18 Mart 2012 Pazar


Hayat ile yazı, sanat ile gerçek, gül ile kelam arasında kaldığımızda, hiç kimse gülün varlığından, dahası gülün anlamlarına ilişkin kelimelerin de var olduğunan habersiz değildir çünkü. Çünkü kalbe konuşur gül ve herkesin kalbi vardır. Öyleyse gül herkes iledir ve herkes içindir.

Bilen biliyor gören görüyor, “Gülü tarife ne hacet ne çiçektir biliriz”, deyip bir tarafa çekilmek mümkün iken ve aramızdaki bunca eski hikayeye rağmen gülle küsü önleyen yine gülün kendisidir. Gülle küsülmez, gül reddedilmez. Yalnızlık kuşatması altında acı verirken bunca, suya dökülen tek sap gül, yine de bütün acıların son bulabileceği yegâne yerdir.
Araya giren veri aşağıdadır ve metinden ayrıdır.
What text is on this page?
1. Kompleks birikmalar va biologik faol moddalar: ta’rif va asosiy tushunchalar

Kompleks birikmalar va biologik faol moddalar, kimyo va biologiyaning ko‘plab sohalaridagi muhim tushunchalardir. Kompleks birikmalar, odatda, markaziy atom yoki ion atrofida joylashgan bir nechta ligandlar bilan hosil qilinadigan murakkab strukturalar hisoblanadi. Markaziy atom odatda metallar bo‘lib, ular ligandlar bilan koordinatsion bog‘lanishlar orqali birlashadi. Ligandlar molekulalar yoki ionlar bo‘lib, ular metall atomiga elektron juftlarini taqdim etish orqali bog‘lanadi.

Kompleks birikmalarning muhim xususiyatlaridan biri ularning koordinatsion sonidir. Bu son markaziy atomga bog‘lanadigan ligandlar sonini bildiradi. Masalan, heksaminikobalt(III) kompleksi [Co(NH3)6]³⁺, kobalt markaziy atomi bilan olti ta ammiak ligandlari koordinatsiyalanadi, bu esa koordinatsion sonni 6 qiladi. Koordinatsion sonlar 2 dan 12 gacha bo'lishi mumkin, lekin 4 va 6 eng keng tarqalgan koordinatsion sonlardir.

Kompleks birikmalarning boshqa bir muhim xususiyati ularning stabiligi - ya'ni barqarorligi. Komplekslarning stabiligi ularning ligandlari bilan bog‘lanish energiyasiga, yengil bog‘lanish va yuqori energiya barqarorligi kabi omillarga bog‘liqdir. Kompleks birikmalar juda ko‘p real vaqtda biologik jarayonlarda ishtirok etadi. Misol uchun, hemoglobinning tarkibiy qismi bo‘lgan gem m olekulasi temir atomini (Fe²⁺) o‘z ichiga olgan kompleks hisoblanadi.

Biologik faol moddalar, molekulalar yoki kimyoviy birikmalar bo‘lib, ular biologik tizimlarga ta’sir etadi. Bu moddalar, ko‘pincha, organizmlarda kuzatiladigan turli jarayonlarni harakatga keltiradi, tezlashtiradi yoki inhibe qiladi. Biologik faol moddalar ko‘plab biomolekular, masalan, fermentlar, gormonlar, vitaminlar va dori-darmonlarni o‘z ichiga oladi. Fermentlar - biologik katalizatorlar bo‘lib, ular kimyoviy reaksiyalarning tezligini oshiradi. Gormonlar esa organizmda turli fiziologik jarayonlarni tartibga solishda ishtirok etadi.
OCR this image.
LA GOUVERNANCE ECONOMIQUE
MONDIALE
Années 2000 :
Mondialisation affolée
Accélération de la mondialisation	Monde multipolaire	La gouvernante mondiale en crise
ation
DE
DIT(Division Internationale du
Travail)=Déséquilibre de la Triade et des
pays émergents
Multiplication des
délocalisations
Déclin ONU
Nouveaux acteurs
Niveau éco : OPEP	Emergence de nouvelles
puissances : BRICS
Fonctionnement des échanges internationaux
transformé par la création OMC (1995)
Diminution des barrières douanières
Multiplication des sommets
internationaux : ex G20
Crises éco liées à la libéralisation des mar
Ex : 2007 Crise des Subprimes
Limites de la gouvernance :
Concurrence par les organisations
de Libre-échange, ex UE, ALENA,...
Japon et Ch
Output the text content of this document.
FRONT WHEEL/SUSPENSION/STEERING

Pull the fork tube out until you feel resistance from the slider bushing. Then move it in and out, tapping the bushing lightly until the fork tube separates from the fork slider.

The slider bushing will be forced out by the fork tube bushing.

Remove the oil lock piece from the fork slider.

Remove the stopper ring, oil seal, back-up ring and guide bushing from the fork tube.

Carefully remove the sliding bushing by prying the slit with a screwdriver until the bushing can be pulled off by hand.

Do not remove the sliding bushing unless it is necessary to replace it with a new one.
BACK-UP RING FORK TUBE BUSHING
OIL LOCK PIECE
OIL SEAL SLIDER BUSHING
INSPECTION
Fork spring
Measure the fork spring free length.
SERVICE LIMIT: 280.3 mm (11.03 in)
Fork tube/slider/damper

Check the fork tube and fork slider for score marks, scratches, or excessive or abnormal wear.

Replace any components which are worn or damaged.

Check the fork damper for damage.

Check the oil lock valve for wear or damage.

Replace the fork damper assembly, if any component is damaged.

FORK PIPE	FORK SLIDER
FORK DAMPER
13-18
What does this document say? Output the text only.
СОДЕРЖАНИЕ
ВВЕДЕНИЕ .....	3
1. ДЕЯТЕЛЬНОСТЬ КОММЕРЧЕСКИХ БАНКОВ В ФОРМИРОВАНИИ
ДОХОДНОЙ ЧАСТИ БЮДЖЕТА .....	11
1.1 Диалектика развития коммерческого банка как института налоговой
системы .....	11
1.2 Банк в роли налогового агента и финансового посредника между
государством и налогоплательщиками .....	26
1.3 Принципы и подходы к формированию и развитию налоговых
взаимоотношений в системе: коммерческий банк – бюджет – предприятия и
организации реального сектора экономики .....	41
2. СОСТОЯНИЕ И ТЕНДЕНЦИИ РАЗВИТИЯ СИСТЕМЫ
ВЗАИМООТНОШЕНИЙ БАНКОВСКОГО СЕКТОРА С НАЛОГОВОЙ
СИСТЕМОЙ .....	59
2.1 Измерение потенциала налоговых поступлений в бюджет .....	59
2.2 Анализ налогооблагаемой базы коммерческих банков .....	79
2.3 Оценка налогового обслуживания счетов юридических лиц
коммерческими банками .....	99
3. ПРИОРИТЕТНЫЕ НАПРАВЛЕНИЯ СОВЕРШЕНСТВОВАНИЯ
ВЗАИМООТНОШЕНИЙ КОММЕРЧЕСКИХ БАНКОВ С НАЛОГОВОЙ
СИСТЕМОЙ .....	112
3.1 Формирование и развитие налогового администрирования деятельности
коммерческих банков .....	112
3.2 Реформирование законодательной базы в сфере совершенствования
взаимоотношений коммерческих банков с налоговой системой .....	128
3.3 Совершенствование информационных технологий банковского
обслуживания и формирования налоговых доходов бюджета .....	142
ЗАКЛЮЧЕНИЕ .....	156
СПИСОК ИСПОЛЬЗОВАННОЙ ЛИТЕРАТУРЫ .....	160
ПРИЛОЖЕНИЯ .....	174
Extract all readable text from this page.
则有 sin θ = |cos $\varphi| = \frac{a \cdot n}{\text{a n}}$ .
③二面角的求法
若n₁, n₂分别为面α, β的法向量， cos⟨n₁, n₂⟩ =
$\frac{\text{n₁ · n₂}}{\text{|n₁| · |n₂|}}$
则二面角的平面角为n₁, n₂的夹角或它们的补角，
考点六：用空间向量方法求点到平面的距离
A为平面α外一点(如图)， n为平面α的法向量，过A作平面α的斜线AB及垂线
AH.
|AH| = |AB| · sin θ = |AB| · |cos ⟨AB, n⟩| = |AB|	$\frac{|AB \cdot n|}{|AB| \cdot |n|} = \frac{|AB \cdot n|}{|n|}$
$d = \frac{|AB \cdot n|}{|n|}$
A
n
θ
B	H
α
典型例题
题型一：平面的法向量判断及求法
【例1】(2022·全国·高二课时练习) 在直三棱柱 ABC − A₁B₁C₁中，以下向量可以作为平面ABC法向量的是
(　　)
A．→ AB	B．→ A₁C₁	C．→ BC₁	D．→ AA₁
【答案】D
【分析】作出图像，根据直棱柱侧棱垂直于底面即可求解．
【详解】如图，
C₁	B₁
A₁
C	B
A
Gül sonuç değil sebeptir. Tezahür değil kaynaktır. Gurbet değil sıladır. Dağınık değil mutlaktır. Suret değil asıldır. Geçmişe ve geleceğe ertelenemez gül, hakikat-i sabitedir, o kadar ki adı kendinde saklıdır. Her defasında yenidir gül, yeni gibi değildir. Gül tükenmez ışığı ödünç değildir. Işığı tükenirse gül gül değildir.

Bir gül yazısı için mevsim geç gibi görünebilir
Ancak yine de bir gül yazısı yazmak için vakit hiçbir zaman geç değildir.